The key to understanding the disease network is to enrich the value of existing edges and to infer new ones based on this enriched value. There is a wealth of information concerning diseases, metabolism, gene ontology, drug targets, miRNA, protein-protein interaction, gene regulation, and gene expression. Unfortunately, there are large areas of missing and overlapping data as well as many false positives and even more false negatives. This makes it difficult to assemble the puzzle and gain knowledge. One can use algorithms such as ADTree which can filter through noisy data to find the most informative and conserved characteristics of a disease-disease relationship. Cancer A and noncancer disease B, though they may not share a causal gene(s) according to OMIM, but may be related at some distance through a common metabolic pathway, co-regulating transcription factor, or negative regulation by one or more miRNAs. Any of these three could be a false positive association. When analyzed together along with other available data, however, a more complete biological process comes into focus and the noise problem can be mitigated. The ADTree allows us to easily visualize which biological processes contribute most to the disease relationship, eliminating the ‘black box’ effect of many machine learning algorithms.
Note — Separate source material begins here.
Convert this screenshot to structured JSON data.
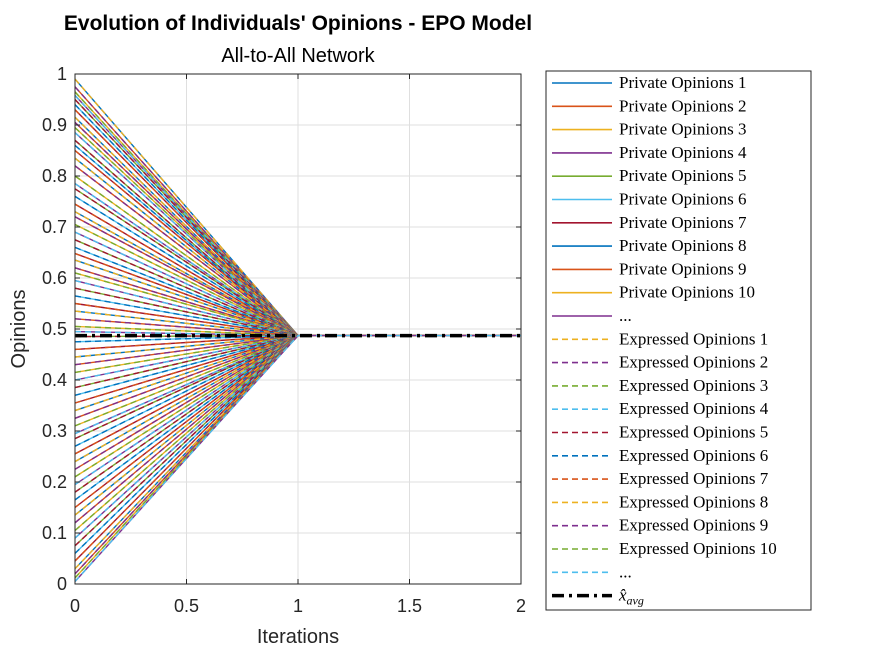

Overall, we believe cancer is both unique and related to other diseases. Study of all diseases as a network system can generate many interesting results. For example; drug of related non-cancer diseases may help treat the side effects of cancer drugs; the complex relationship between bacteria and cancer: bacteria can be both beneficial and cancer-causing, can provide new ideas about cancer treatment; mechanisms and tissue-specificity of non-cancer diseases may prime the cellular environment for metastasis. We expect in the near future, with enormous genotype and phenotype data available for all diseases, there will be a novel view point for cancer research that will emerge from the disease network study.